Long before the Russian state declared the Levada Center, Russia’s only reputable independent polling organization, to be a “foreign agent” in September, its director, Lev D. Gudkov, knew this was going to happen.
For the last four years, Russia has required nonprofit organizations to register as “foreign agents” if they receive funding from abroad and engage in “political activity.” The law requires an organization to identify itself as a “foreign agent” in all public communications and imposes stringent financial reporting requirements.
The latest amendments to the law, proposed by the justice ministry in February and passed in May, added polling to the list of activities considered political. When I visited Mr. Gudkov in April, he said that these amendments seemed intended specifically to target his center.
For most nongovernmental organizations, it’s the reporting requirements that effectively paralyze the work. For a polling organization, it’s the designation itself: Who is going to answer questions from someone who calls and introduces themselves as a foreign agent?
So when in September the Russian justice ministry declared the Levada Center a foreign agent, Mr. Gudkov was not surprised. He had been warning about a dark turn in Russian politics longer than anyone else had.
As far back as 1994, he and his colleagues at what was then the Russian Public Opinion Research Center were challenging the narrative of a smooth transition from the Soviet system to a democratic one. By the early 2000s, Mr. Gudkov was writing about the need to revisit the concept of totalitarianism, which Kremlinologists had long retired: He thought that Russia was beginning to show symptoms of the old disease.
Totalitarian regimes have a conflicted relationship with sociology. On the one hand, they have no elections or free media from which to learn about the public mood, so they need sociologists even more than democratic governments do. On the other hand, their fear of information is directly proportional to their need for it. They fear that sociologists, if allowed to work freely, will obtain knowledge about the vulnerabilities of the regime. An ideal totalitarian regime would find a way to obtain sociological data without the sociologists.
This push-pull relationship with sociology kept playing out throughout the Soviet period. For decades, sociology was effectively a banned discipline. Even Karl Marx, in official Soviet scholarship, was stripped of his sociological credentials, retaining the title only of “founder of scientific communism, teacher and leader of the international proletariat.” But starting in the 1950s, a little bit of sociology was allowed, under the auspices of philosophy — Marxist philosophy, of course.
Mr. Gudkov first encountered sociology in the late 1960s, when he was a journalism student at Moscow State University. He signed up for an elective taught by Yuri Levada, a pioneering Soviet sociologist. Mr. Gudkov fell in love with the discipline and began begging Mr. Levada for a job.

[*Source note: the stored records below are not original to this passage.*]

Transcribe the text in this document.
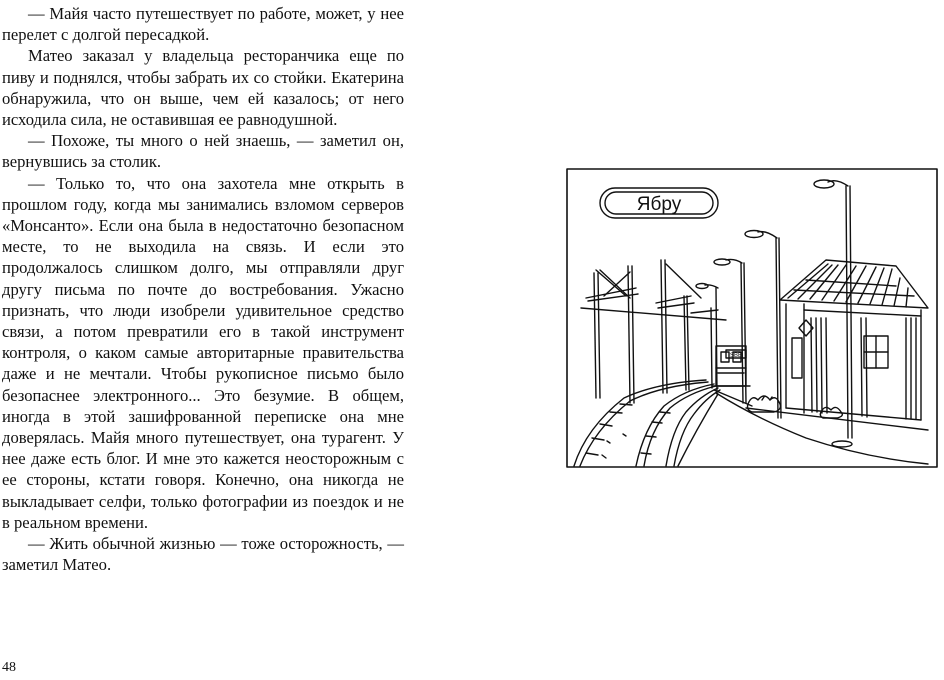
— Майя часто путешествует по работе, может, у нее перелет с долгой пересадкой.

Матео заказал у владельца ресторанчика еще по пиву и поднялся, чтобы забрать их со стойки. Екатерина обнаружила, что он выше, чем ей казалось; от него исходила сила, не оставившая ее равнодушной.

— Похоже, ты много о ней знаешь, — заметил он, вернувшись за столик.

— Только то, что она захотела мне открыть в прошлом году, когда мы занимались взломом серверов «Монсанто». Если она была в недостаточно безопасном месте, то не выходила на связь. И если это продолжалось слишком долго, мы отправляли друг другу письма по почте до востребования. Ужасно признать, что люди изобрели удивительное средство связи, а потом превратили его в такой инструмент контроля, о каком самые авторитарные правительства даже и не мечтали. Чтобы рукописное письмо было безопаснее электронного... Это безумие. В общем, иногда в этой зашифрованной переписке она мне доверялась. Майя много путешествует, она турагент. У нее даже есть блог. И мне это кажется неосторожным с ее стороны, кстати говоря. Конечно, она никогда не выкладывает селфи, только фотографии из поездок и не в реальном времени.

— Жить обычной жизнью — тоже осторожность, — заметил Матео.

48
Ябру
SBB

In 1970, Mr. Levada gave the college student an administrative job on his small research team. Mr. Gudkov has told me that this was the happiest time of his life. But within two years, it was all over. Mr. Levada’s work was deemed to contain an “incorrect understanding of important political issues,” his department was eliminated and his staff had to look for jobs elsewhere.
For the next two decades, Mr. Levada’s dozen students worked at various Soviet institutions. Mr. Gudkov changed workplaces several times; in some, he was allowed to do a little bit of research, but not to publish it.
But Mr. Levada’s group continued to exist: For two decades, his former employees and a few others who joined along the way gathered at his office or at his apartment every couple of weeks, to discuss what they could learn about contemporary and classic Western sociology. Together, they kept themselves in shape academically.
In 1987, at the height of perestroika, Mr. Levada was finally allowed to reassemble his team: Mikhail S. Gorbachev’s government needed to understand the country it was trying to change. The All-Union Public Opinion Research Center was formed. When the Soviet Union collapsed, it became the Russian Public Opinion Research Center.
A few years after Vladimir V. Putin came to power, the Kremlin took over the Russian Public Opinion Research Center. Mr. Levada was forced out, and his team left with him. The center got a new Kremlin-appointed director and began producing research to the Kremlin’s taste.
Mr. Levada started his own shop. It was a smaller outfit, and it had lost its academic outlet, a bimonthly journal that was now in the Kremlin’s hands. The center’s staff could no longer afford to write long scholarly articles, but it continued to conduct and interpret public-opinion surveys. When Mr. Levada died in 2006, Mr. Gudkov — his youngest student — became the director of the center.
The Levada Center retained its reputation as the most reliable source on Russian public opinion. Even federal ministries occasionally commissioned surveys from it. Sometimes the results of those differed little or not at all from those produced by the Kremlin-controlled pollsters.
But the Levada sociologists could not be controlled by the Kremlin, and that sealed their fate. In the end, the Kremlin’s fear of information became stronger than the desire to know, just as Mr. Gudkov knew it would.